Merida, 10th April 2014 (Venezuelanalysis.com) – Yesterday 104 people, including fifty commune representatives, were sworn into the Local Council of Public Planning (CLPP) of Carora, Lara state. The Carora CLPP is the first to swear in for the current period, with others soon to follow.
The CLPP are the municipal budgetary bodies. Mayor of Carora and the Pedro Leon Torres municipality, Edgar Carrasco said that their CLPP was “greatly expanded” compared to its previous period, with the incorporation of the fifty commune representatives.
The commune representatives come from 25 registered communes. The remaining 54 CLPP councillors consisted of: 17 communal council spokespeople (one per parish), 17 more communal council spokespeople elected by their respective parish, ten representatives of social movements in the area, nine councillors (elected in municipal elections in December last year), and the mayor, who presides over the body.
In 2001, the Local Public Planning Councils (CLPP) were formed across the country with the intent of electing community representatives to work with government officials to agree on municipal budgets and carry out municipal planning. However they were not very successful, with many of the “community representatives” handpicked, chosen in small assemblies where elections could be manipulated, or their power to make decisions was bypassed.
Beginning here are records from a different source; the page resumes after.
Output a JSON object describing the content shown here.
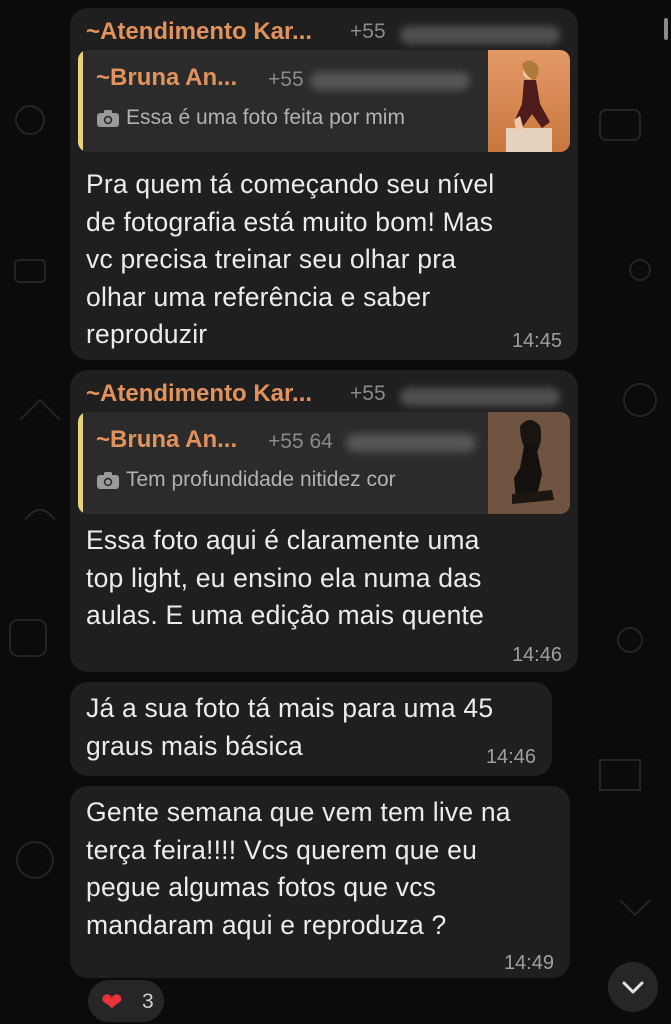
{
  "colors": {
    "sender": "#e2925c",
    "quote_bar": "#ebd17b",
    "bubble": "#1f1f1f",
    "background": "#0b0b0b",
    "heart": "#e8323c"
  },
  "messages": [
    {
      "sender": "~Atendimento Kar...",
      "sender_phone": "+55",
      "quote": {
        "sender": "~Bruna An...",
        "phone": "+55",
        "icon": "camera-icon",
        "text": "Essa é uma foto feita por mim"
      },
      "text": "Pra quem tá começando seu nível\nde fotografia está muito bom! Mas\nvc precisa treinar seu olhar pra\nolhar uma referência e saber\nreproduzir",
      "time": "14:45"
    },
    {
      "sender": "~Atendimento Kar...",
      "sender_phone": "+55",
      "quote": {
        "sender": "~Bruna An...",
        "phone": "+55 64",
        "icon": "camera-icon",
        "text": "Tem profundidade nitidez cor"
      },
      "text": "Essa foto aqui é claramente uma\ntop light, eu ensino ela numa das\naulas. E uma edição mais quente",
      "time": "14:46"
    },
    {
      "text": "Já a sua foto tá mais para uma 45\ngraus mais básica",
      "time": "14:46"
    },
    {
      "text": "Gente semana que vem tem live na\nterça feira!!!! Vcs querem que eu\npegue algumas fotos que vcs\nmandaram aqui e reproduza ?",
      "time": "14:49"
    }
  ],
  "reaction": {
    "icon": "heart-icon",
    "count": "3"
  },
  "scroll_button_icon": "chevron-down-icon"
}
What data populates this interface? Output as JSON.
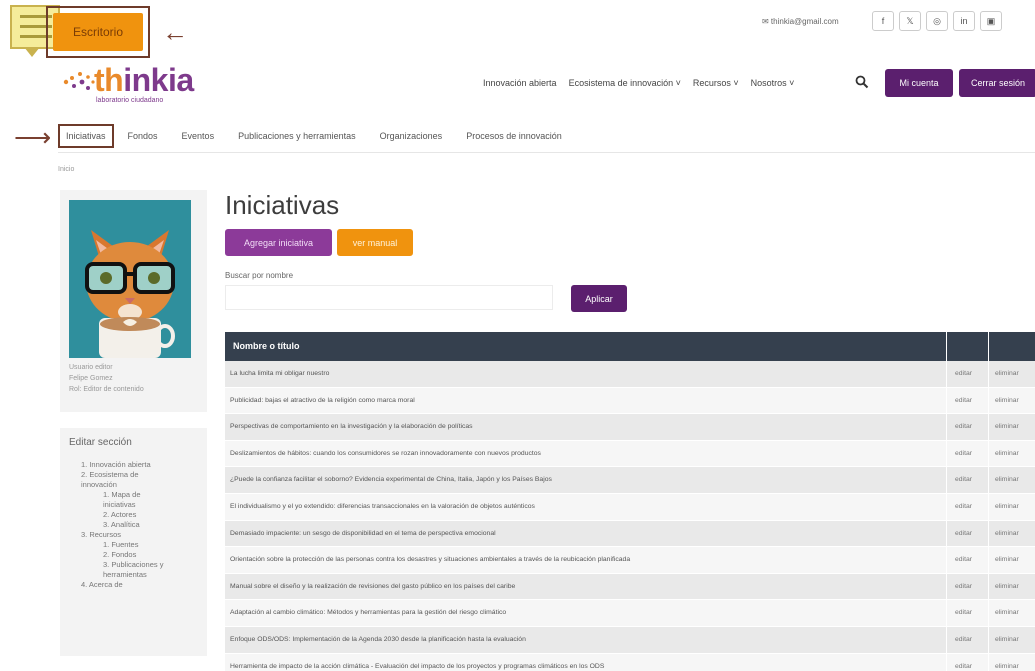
{
  "top": {
    "escritorio_label": "Escritorio",
    "arrow_glyph": "←",
    "arrow_right_glyph": "⟶",
    "contact_email": "✉ thinkia@gmail.com",
    "socials": [
      "f",
      "𝕏",
      "◎",
      "in",
      "▣"
    ]
  },
  "logo": {
    "name_first": "th",
    "name_rest": "inkia",
    "tagline": "laboratorio ciudadano"
  },
  "mainnav": {
    "items": [
      "Innovación abierta",
      "Ecosistema de innovación ˅",
      "Recursos ˅",
      "Nosotros ˅"
    ],
    "mi_cuenta": "Mi cuenta",
    "cerrar_sesion": "Cerrar sesión"
  },
  "subnav": {
    "items": [
      "Iniciativas",
      "Fondos",
      "Eventos",
      "Publicaciones y herramientas",
      "Organizaciones",
      "Procesos de innovación"
    ]
  },
  "breadcrumb": "Inicio",
  "sidebar": {
    "author_lines": [
      "Usuario editor",
      "Felipe Gomez",
      "Rol: Editor de contenido"
    ],
    "edit_title": "Editar sección",
    "edit_items": [
      {
        "text": "1. Innovación abierta",
        "level": 1
      },
      {
        "text": "2. Ecosistema de",
        "level": 1
      },
      {
        "text": "innovación",
        "level": 1
      },
      {
        "text": "1. Mapa de",
        "level": 2
      },
      {
        "text": "iniciativas",
        "level": 2
      },
      {
        "text": "2. Actores",
        "level": 2
      },
      {
        "text": "3. Analítica",
        "level": 2
      },
      {
        "text": "3. Recursos",
        "level": 1
      },
      {
        "text": "1. Fuentes",
        "level": 2
      },
      {
        "text": "2. Fondos",
        "level": 2
      },
      {
        "text": "3. Publicaciones y",
        "level": 2
      },
      {
        "text": "herramientas",
        "level": 2
      },
      {
        "text": "4. Acerca de",
        "level": 1
      }
    ]
  },
  "content": {
    "title": "Iniciativas",
    "add_button": "Agregar iniciativa",
    "manual_button": "ver manual",
    "search_label": "Buscar por nombre",
    "search_value": "",
    "apply_button": "Aplicar",
    "table": {
      "headers": [
        "Nombre o título",
        "",
        ""
      ],
      "action_edit": "editar",
      "action_delete": "eliminar",
      "rows": [
        "La lucha limita mi obligar nuestro",
        "Publicidad: bajas el atractivo de la religión como marca moral",
        "Perspectivas de comportamiento en la investigación y la elaboración de políticas",
        "Deslizamientos de hábitos: cuando los consumidores se rozan innovadoramente con nuevos productos",
        "¿Puede la confianza facilitar el soborno? Evidencia experimental de China, Italia, Japón y los Países Bajos",
        "El individualismo y el yo extendido: diferencias transaccionales en la valoración de objetos auténticos",
        "Demasiado impaciente: un sesgo de disponibilidad en el tema de perspectiva emocional",
        "Orientación sobre la protección de las personas contra los desastres y situaciones ambientales a través de la reubicación planificada",
        "Manual sobre el diseño y la realización de revisiones del gasto público en los países del caribe",
        "Adaptación al cambio climático: Métodos y herramientas para la gestión del riesgo climático",
        "Enfoque ODS/ODS: Implementación de la Agenda 2030 desde la planificación hasta la evaluación",
        "Herramienta de impacto de la acción climática - Evaluación del impacto de los proyectos y programas climáticos en los ODS"
      ]
    }
  },
  "colors": {
    "purple_dark": "#5b1f6e",
    "purple": "#8c3a99",
    "orange": "#f0930e",
    "table_header": "#35404e"
  }
}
Further, once the Communal Councils were created in 2007, and the Federal Government Council in 2010 (CFG – the main entity which assigns funding to communal councils, through regional meetings with them), the CLPP was seen as less relevant. Often, the involvement of community organisations in municipal planning has come down to the priorities or initiative of the particular mayor.
Carora in Lara has been a centre of community and collective organising and Chavista support. It is the home of the Pedro Camejo socialist enterprise, and hosted the national meeting of the network of communeros in 2011 and the International Forum on Alternatives to Capitalism in 2008. Activist Julio Chavez was Mayor of Carora from 2004 to 2008, and is now a legislator in the national assembly.
Carrasco said the CLPP in Carora would send delegates to the state planning body, and would approve 100% of the municipality’s budget.
Here, “we don’t just discuss the investment plan in the CLPP, as the law establishes, but we also discuss, approve, and audit 100% of the budget, including our companies,” he said.